From: Philippe Verdy (verdy_p@wanadoo.fr)
Date: Wed Jun 14 2006 - 16:45:09 CDT
I already submitted some remarks there, but it's been a long time, and the CLDR has evolved (as well as the ICU library) and my initial comments may look outdated regarding the new developments.
But this bug repport is not really discussing the fallback mechanism from one language to a language family, but from a variant to a language, or the fallback for languages that have multiple codes or legacy codes (he/iw, in/id) as seen in Java VMs where the legacy codes (like iw, in) are still the only one working given that it preserves the compatibility of old applicaitons that depended on them for finding their resources with the standard class loader of Java 1.3/1.4 (and even 5.0).
I still hope that the successor of RFC 3066 will come soon to describe correctly the new locale identifiers (and especially the new ISO 15924 field for the indication of scripts).
But gien that ISO 639-3 is still not finalized, it will be hard to find a definitive solution for designating locales and all their known aliases, and still preserve the compatibility of legacy applications depending on these identifiers.
ICU for now proposes a temporary solution for resolving the resource fallback path, but it certainly requires more thoughts to handle all possible cases (and the interaction of language identifiers with ISO 3166 country/region identifiers, or the new aliases introduced now by deprecating the ISO 3166 country/region identifiers in favor of more precise ISO 639-3 language identifiers);
The current locale fallback mechanism implemented in legacy applications is most often fixed and various systems use different fallback algorithms to determine alternate locales.
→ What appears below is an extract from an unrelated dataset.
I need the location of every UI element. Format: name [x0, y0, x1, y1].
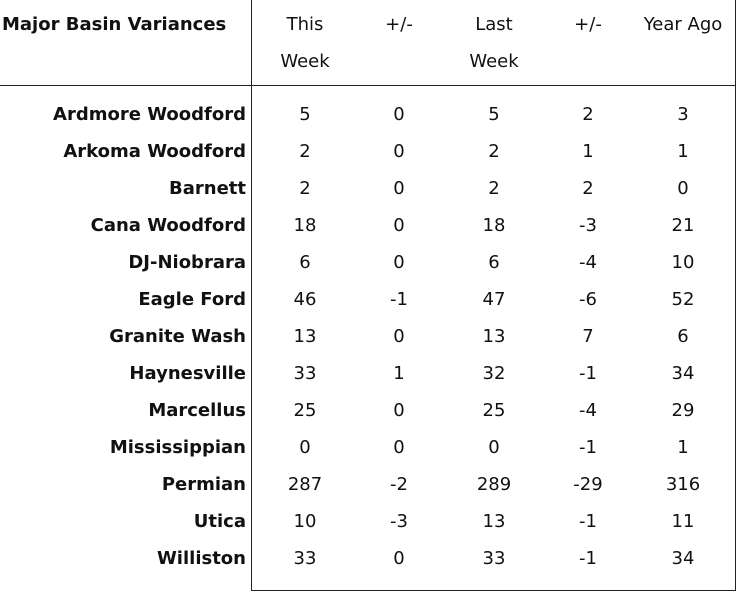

In Java for example, this mechanism also interacts not only with the user settings, but also with the local system settings, when no user locale matches with a given resource id. But there's still no way in Java to go after the first field of the locale id, as its parent is a single root, and not another locale.
Even the java Locale class still does not include a constructor to specify the script identifier (one could specify it in the variant identifier, but its place at the third position after the country identifier is not the best one for correct locale resolution, as this should be on the second place between the language code and the region code). If one uses the field normally reserved for the country to set the script code, it won't interact cleanly with legacy applications that use country codes.
So one must use its own class cloader, using its own fallback mechanism, and create a new class to extend the Locale object, and implement variuous tricks to make it work with the standard locale interface. This is more or less what ICU does to support extended locale identifiers and aliases.
----- Original Message -----
From: Mark Davis
To: Philippe Verdy
Cc: Erkki Kolehmainen ; Cristian Secară ; unicode@unicode.org
Sent: Wednesday, June 14, 2006 9:08 PM
Subject: Re: are Unicode codes somehow specified in official national linguistic literature ? (worldwide)
There is a planned mechanism: see http://dev.icu-project.org/cgi-bin/locale-bugs?findid=698
(This was planned for 1.4, but delayed since we didn't have enough data to warrent adding the mechanism.)